The LPN/LVN has delegated basic hygienic care of several clients to a certified nursing assistant. Which action by the nurse will ensure that the clients receive the best care?
- A. Observe the nursing assistant during the performance of all care
- B. Ask the nursing assistant if there were any problems
- C. Check the nursing assistant's charting
- D. Observe the clients following administration of care by the nursing assistants
Correct Answer: D
Rationale: Observing clients post-care ensures care was performed correctly and identifies issues like skin integrity or comfort, ensuring quality. Constant observation, questioning, or charting checks are less direct.

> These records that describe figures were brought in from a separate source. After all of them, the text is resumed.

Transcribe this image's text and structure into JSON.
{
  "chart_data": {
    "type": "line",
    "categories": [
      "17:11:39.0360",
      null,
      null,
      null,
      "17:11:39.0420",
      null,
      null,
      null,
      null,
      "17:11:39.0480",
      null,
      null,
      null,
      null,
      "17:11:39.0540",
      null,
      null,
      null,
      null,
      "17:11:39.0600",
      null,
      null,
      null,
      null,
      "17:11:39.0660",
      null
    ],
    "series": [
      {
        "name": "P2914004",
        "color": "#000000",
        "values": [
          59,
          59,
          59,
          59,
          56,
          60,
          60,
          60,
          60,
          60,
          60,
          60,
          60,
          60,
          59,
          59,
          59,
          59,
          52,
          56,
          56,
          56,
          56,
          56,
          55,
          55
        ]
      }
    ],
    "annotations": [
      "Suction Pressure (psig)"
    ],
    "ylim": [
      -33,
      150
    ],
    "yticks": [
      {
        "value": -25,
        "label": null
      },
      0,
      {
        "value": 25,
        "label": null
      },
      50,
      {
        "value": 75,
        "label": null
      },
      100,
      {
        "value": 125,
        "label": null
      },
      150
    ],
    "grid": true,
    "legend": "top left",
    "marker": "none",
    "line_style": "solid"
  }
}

The nurse is caring for a client who is postoperative day 1 after a lumbar laminectomy. Which of the following actions is the PRIORITY?
- A. Encourage the client to log-roll when turning.
- B. Administer pain medication as needed.
- C. Monitor the surgical drain for output.
- D. Check the incision for redness.
Correct Answer: A
Rationale: Encouraging log-rolling is the priority to prevent spinal strain and maintain alignment post-lumbar laminectomy. Options B, C, and D are important but secondary: pain management, drain monitoring, and incision checks follow proper positioning.
The client has recently had a colostomy. The nurse is providing home care and is teaching the client about care of his colostomy. Which comment by the client indicates understanding of the care of his colostomy?
- A. I will use hot water to irrigate the colostomy.'
- B. If my skin gets red, I will put alcohol on it.'
- C. I will irrigate the colostomy at the same time each day.'
- D. I should do the irrigation while lying in bed.'
Correct Answer: C
Rationale: Regularly timed colostomy irrigation promotes predictable bowel patterns, indicating understanding. Hot water, alcohol, or bed irrigation are incorrect.